CaGBC’s streamlined LEED Canada certification plan aims to shorten the process to less than six months
The Canada Green Building Council (CaGBC) is announcing changes to the LEED Canada certification process that aim to streamline certification to less than six months. The CaGBC’s goal in implementing these changes is to better serve project owners and deliver certification in a timely fashion, in line with market expectations.
To better meet the large market demand for LEED certification in Canada, the CaGBC has already increased internal staff to address the majority of backlogged projects and delayed Credit Interpretation Requests (CIRs). In addition, the CaGBC hired four new review teams of highly skilled consultants, bringing the total to six teams who are now working to certify projects.

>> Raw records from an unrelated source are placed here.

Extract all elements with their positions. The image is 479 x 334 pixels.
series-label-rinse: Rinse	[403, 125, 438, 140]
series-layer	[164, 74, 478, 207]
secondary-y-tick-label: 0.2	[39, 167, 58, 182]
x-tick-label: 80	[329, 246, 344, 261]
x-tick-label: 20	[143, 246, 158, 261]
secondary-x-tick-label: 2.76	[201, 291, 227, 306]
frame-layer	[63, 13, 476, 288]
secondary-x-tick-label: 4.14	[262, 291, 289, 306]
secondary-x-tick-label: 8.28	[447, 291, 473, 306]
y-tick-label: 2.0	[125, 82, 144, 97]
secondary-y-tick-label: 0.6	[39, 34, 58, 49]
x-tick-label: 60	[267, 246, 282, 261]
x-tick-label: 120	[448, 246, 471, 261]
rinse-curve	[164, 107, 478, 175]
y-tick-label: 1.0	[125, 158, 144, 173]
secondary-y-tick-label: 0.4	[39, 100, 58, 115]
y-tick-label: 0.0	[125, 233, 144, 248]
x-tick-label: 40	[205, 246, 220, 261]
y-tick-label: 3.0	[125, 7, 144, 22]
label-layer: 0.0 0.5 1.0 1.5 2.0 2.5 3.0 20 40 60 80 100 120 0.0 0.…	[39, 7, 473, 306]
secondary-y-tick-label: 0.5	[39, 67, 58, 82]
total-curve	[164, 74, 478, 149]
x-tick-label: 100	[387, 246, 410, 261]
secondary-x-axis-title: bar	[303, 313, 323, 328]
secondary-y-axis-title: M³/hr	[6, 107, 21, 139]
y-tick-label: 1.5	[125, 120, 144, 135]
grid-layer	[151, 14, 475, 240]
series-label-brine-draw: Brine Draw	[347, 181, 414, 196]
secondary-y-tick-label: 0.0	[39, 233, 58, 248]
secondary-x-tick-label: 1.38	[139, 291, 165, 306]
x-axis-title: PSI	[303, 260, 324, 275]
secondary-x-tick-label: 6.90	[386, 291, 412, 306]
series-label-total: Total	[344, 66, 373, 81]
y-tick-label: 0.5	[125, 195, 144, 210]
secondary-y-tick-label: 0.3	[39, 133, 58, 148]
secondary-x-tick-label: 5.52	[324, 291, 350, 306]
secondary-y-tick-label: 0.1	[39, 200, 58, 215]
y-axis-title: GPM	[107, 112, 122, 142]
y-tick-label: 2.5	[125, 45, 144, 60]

In June 2011, the CaGBC established a taskforce to further expedite certification. The taskforce, which included industry stakeholders and subject matter experts, recommended significant changes to the CaGBC’s certification process. These recommendations will be implemented over the coming year and will streamline the certification process to an average of less than six months. These changes include:
- Shortening the three stage certification pathway to two stages for LEED Canada NC 1.0 and LEED Canada CS 1.0 projects. Projects that choose this option will follow a certification pathway similar to that used in the 2009 versions of the rating systems, and will benefit from a quicker and cleaner certification process.
- Investing in technology infrastructure to improve the administration of certification. CaGBC will more effectively manage the large volume of projects undergoing certification by investing in more sophisticated technology tools.
- Introducing a design review process. LEED Canada NC 2009 and LEED Canada CS 2009 projects will have the option of submitting design-stage credits and prerequisites immediately following design. The design review will allow issues to be addressed while the relevant parties are still engaged. It will also provide teams with greater clarity as to the likely outcome of certification, and allow for adjustments to be made before final certification.
“We listened to the industry and have taken action. We’ve created an implementation plan that should shorten the certification process to an average of less than six months,” said Thomas Mueller, president and CEO, CaGBC. “The demand for LEED is a positive sign of where the green building industry is going in Canada. It’s the CaGBC’s responsibility to support and better serve the market.”
Delays in certification also stem from the failure of applicant teams to respond to certification reviews in a timely manner. To streamline LEED certification, the CaGBC will be introducing measures to help encourage quicker response times from applicant teams.
“Everyone needs to play their part to make this work,” said Mueller. “Even with the new two-stage process, timely review of materials is critical to achieving the goal of under six months. We strive to provide the best service possible to help applicant teams understand the certification process, and also provide training workshops to further build out their expertise.”
To assist applicant teams seeking certification, CaGBC offers a ‘Speed up Your LEED Certification: Getting it Right the First Time’ interactive workshop that discusses the more complex documentation requirements. Additionally, early in 2012 CaGBC will offer an on-demand online session addressing the process associated with certification.